# Pattern help! Asap!



## Nita (May 24, 2007)

So I'm doing freestyle reining at state horse show... I'm really excited. Anyway, you get to make up your own pattern and I was wondering if anyone had any creative ideas. I mean, I don't want it to be just another reining pattern. Pretty much anything goes. Ideas? My costume is camo army gear and American flags and red white and blue ribbons/paint. Song is American soldier by Toby Keith. I'm dedicating it to all the soldiers and their families. It'll be fun.  I'll post a video of it next week. So. Pattern ideas? Fire away!
_Posted via Mobile Device_


----------



## franknbeans (Jun 7, 2007)

You might try putting this in the reining subsection.....perhaps the reining people will see it there.....I do some reining, but not enough to advise you on this for sure.

Sounds exciting and fun! Will be anxiousl to see your videos! Good luck!


----------



## nrhareiner (Jan 11, 2009)

Your best bet first is to sit down the a copy of the song and work out the dynamics of the song.
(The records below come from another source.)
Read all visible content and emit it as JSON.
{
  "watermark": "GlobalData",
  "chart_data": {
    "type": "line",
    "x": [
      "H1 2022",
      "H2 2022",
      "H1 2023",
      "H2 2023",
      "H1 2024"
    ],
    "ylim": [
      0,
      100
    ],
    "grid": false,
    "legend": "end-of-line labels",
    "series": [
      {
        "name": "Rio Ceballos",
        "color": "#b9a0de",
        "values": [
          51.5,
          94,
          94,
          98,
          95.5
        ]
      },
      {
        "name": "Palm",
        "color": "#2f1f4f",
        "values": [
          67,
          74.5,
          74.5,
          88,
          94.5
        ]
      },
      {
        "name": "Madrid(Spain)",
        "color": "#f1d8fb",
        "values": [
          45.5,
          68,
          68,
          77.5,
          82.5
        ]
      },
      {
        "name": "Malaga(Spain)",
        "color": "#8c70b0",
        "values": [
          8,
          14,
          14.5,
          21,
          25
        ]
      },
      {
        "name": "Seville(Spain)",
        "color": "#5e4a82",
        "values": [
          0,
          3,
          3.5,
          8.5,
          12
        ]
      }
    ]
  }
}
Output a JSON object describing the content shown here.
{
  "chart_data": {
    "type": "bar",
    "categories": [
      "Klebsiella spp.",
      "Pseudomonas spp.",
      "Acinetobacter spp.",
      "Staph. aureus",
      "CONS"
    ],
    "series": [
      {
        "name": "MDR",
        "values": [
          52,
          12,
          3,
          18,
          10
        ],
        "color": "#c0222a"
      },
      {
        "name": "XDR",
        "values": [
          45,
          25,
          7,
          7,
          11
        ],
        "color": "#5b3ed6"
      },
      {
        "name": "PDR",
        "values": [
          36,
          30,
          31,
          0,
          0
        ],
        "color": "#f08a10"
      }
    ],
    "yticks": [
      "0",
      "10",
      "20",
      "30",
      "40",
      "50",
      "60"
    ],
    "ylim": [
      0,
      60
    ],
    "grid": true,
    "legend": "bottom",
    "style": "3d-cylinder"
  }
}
Loud with a quick temp should be your large fast circle. If there is a section that changed in dynamic and tempo that can be your large fast to small slow.

Keep in mind that even in a Free style program you still MUST perform all the maneuvers. There is just no set pattern to it. You can also add things like side passes and more lead changes and such but you still have to do turns each way lead changes each way rollback and your circles and stops and backing. This must all be there.


----------



## nrhareiner (Jan 11, 2009)

Here is a nice example of a freestyle routein that works the dynamics of the song in very well. Plus I just love this horse.


----------



## mliponoga (Jul 24, 2010)

^^^ Haha, great video! The end of the video was great. 

I agree though, that video was a great example of how to lay out freestyle. You want to work the song into the program, that's the best thing about freestyle. Also, being that the song you chose is slower, you may want to keep a slow lope with the pattern, I think it would look better than a faster canter. 

It's a great song though to do the pattern to...

I'm not sure if these moves leave you enough time but here's where I would incorporate your spins and sliding stops...

And I can't call in sick on Mondays when the weekends been to strong, (Spin clockwise)
I just work straight through the holidays, And sometimes all night long. (Spin counter-clockwise)
You can bet that I stand ready when the wolf growls at the door, (when he holds out door, do your sliding stop, rollback and gallop the other way)
Hey, I'm solid, hey I'm steady, hey I'm true down to the core (Sliding stop to core)

Then I'm thinking backing up during these two lines, and a rollback into a figure 8.

And I will always do my duty, no matter what the price,
I've counted up the cost, I know the sacrifice.

Now doing the figure 8 to these lines, at a nice and slow lope and doing lead changes....

Oh, and I don't want to die for you,
But if dying's asked of me,
I'll bear that cross with an honor,
'Cause freedom don't come free.

And now speed up into...

I'm an American soldier, an American,
Beside my brothers and my sisters I will proudly take a stand,
When liberty's in jeopardy I will always do what's right,
I'm out here on the front lines, so sleep in peace tonight. (sliding stop)

And not sure what to do with these lines and the beginning...

American soldier, I'm an American,
An American,
An American Soldier


----------



## Nita (May 24, 2007)

Thanks guys! Mostly what I was looking for was I have some extra time in the pattern so I was thinking about adding some two tracking or something but I'm not sure how well it goes to the song. 

mli, you pretty much just laid out the pattern that i've been planning to do. other than the fact that my mare does better with her stops if we do them after the circles, and she has beautiful flying lead changes, so i'm adding in more lead changes so that my slow and fast circles will be in time with that part, and then doing stops to the american soldier part. which isn't ideal, but that's when her best stops happen. just because she's young now so i'm just making the best of what she has for now. =)

nrha, I have all the required maneuvers in there, I'm just wondering if I should just end the song early, or add some other things in there. I'm thinking just ending it just because I'm running out of time to think of things to do. Love the video!


----------



## nrhareiner (Jan 11, 2009)

Does not mean you can not add in more and end with your horses strongest maneuvers.


----------



## Nita (May 24, 2007)

Well she ended up getting kind of nervous just because she's young I think, but we got third! Whoo! I figured she'd wanna go faster in the ring than in practice so I added a few extra circles because her lead changes are really strong. Spins were awesome too! I just ended up adding a lot more lead changes and spins because that's where she really shines. Unfortunately, my mom's video camera ran out of memory so I don't have a video. My friend's mom does tho, I'm gonna try to get it from her. Thanks for the help though!


----------



## nrhareiner (Jan 11, 2009)

Congrats yes must see video.


----------